The statistics are worse for minority children. Olympic gold medalist, Cullen Jones, who is the hands-on spokesperson for USA Swimming’s learn-to-swim initiative, Make a Splash, estimates that 70% of Black children cannot swim. His own near-drowning experience fuels his passion for teaching kids to swim. As a 5 year old, Jones was visiting Dorney Park in Allentown, and after coming down a water slide, became separated from his flotation device, as well as his father. He could not swim. To this day, he remembers the panic of not being able to breathe. Thirty seconds of being underwater caused him to lose consciousness. (A child can drown in as little as 20 seconds.) Lifeguards on duty provided CPR and revived him.
Upon returning home to Texas, his parents signed him up for lessons and the rest is history – he became the second Black swimmer to win an Olympic gold medal (actually he has two, from 2008 and 2012) and was the first to set a world record. He spent part of the pandemic returning that favor, as he taught his mother to swim. His own son began taking lessons at age 2.
The events surrounding George Floyd’s death inspired Jones to make a bigger impact with Make a Splash. With the backing of USA Swimming, Jones is taking the program into underserved inner-city neighborhoods where swimming lessons are rarely offered.
This year, the annual Make a Splash Tour, which is sponsored by Phillips 66, featured Jones and other Olympic ambassadors, including Rowdy Gaines, Missy Franklin, Elizabeth Beisel and Nathan Adrian. Their first stop (May 9-10) took them to Philadelphia, where they worked with children at the West Philadelphia YMCA and the Salvation Army KROC Center.
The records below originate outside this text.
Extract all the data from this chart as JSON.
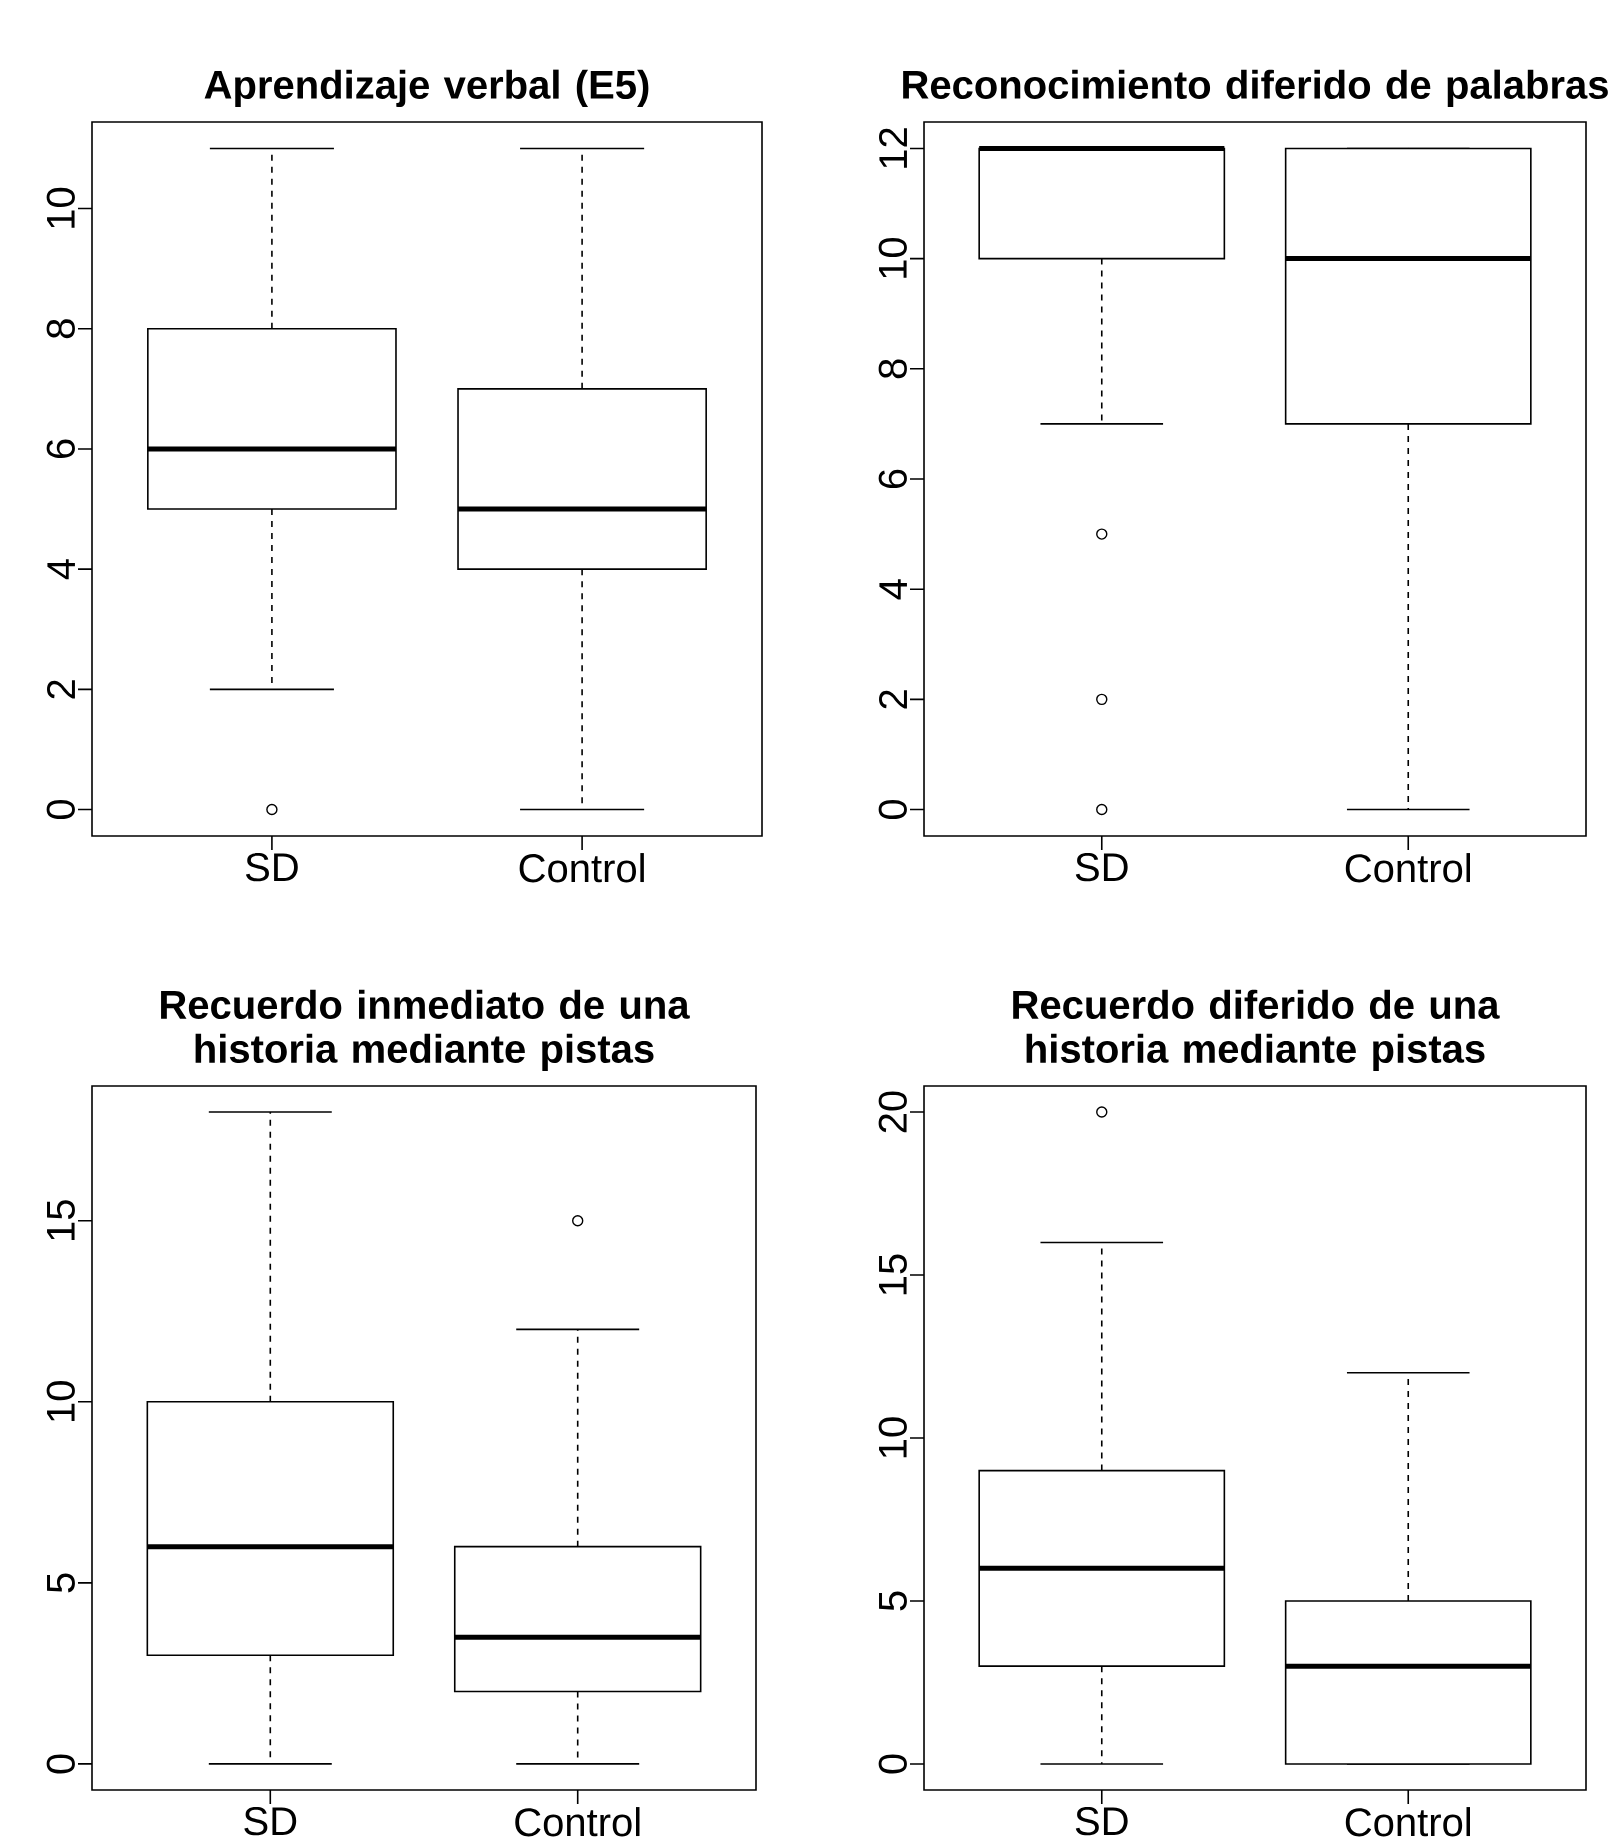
{
  "chart_data": [
    {
      "type": "box",
      "title": "Aprendizaje verbal (E5)",
      "categories": [
        "SD",
        "Control"
      ],
      "boxes": [
        {
          "low": 2,
          "q1": 5,
          "median": 6,
          "q3": 8,
          "high": 11,
          "outliers": [
            0
          ]
        },
        {
          "low": 0,
          "q1": 4,
          "median": 5,
          "q3": 7,
          "high": 11
        }
      ],
      "ylim": [
        -0.44,
        11.44
      ],
      "yticks": [
        0,
        2,
        4,
        6,
        8,
        10
      ]
    },
    {
      "type": "box",
      "title": "Reconocimiento diferido de palabras",
      "categories": [
        "SD",
        "Control"
      ],
      "boxes": [
        {
          "low": 7,
          "q1": 10,
          "median": 12,
          "q3": 12,
          "high": 12,
          "outliers": [
            5,
            2,
            0
          ]
        },
        {
          "low": 0,
          "q1": 7,
          "median": 10,
          "q3": 12,
          "high": 12
        }
      ],
      "ylim": [
        -0.48,
        12.48
      ],
      "yticks": [
        0,
        2,
        4,
        6,
        8,
        10,
        12
      ]
    },
    {
      "type": "box",
      "title": "Recuerdo inmediato de una historia mediante pistas",
      "categories": [
        "SD",
        "Control"
      ],
      "boxes": [
        {
          "low": 0,
          "q1": 3,
          "median": 6,
          "q3": 10,
          "high": 18
        },
        {
          "low": 0,
          "q1": 2,
          "median": 3.5,
          "q3": 6,
          "high": 12,
          "outliers": [
            15
          ]
        }
      ],
      "ylim": [
        -0.72,
        18.72
      ],
      "yticks": [
        0,
        5,
        10,
        15
      ]
    },
    {
      "type": "box",
      "title": "Recuerdo diferido de una historia mediante pistas",
      "categories": [
        "SD",
        "Control"
      ],
      "boxes": [
        {
          "low": 0,
          "q1": 3,
          "median": 6,
          "q3": 9,
          "high": 16,
          "outliers": [
            20
          ]
        },
        {
          "low": 0,
          "q1": 0,
          "median": 3,
          "q3": 5,
          "high": 12
        }
      ],
      "ylim": [
        -0.8,
        20.8
      ],
      "yticks": [
        0,
        5,
        10,
        15,
        20
      ]
    }
  ]
}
For more information, visit USAswimming.org/makeasplash.
Local Year-round Sources for Swimming Lessons/Exercise Classes
Ephrata Recreation Center, ephratarec.com
Greater Elizabethtown Area Recreation & Community Services, getintogears.org
Hempfield recCenter, hempfieldrec.com
LA Fitness, lafitness.com (exercise only)
Lititz recCenter, lititzrec.com
Manheim Township Parks & Recreation, manheimtownship.org
Universal Athletic Club, universalathleticclub.com
YMCA of the Roses, rosesymca.org
Staying Safe in the Water
Even if lifeguards are present, there are things you can do to ensure a safe and enjoyable day by the water.
1. Put the phone or book down and keep an eye on your children.
2. If you lack confidence in the water, swim in close proximity to a lifeguard.
3. Download apps that report beach conditions. If rip tides or high surf are predicted, stay out of the water.
4. If you are in or on any kind of watercraft, wear a life vest. It only takes 60 seconds for an adult to drown.
5. If you’ve been drinking alcohol, stay out of the water.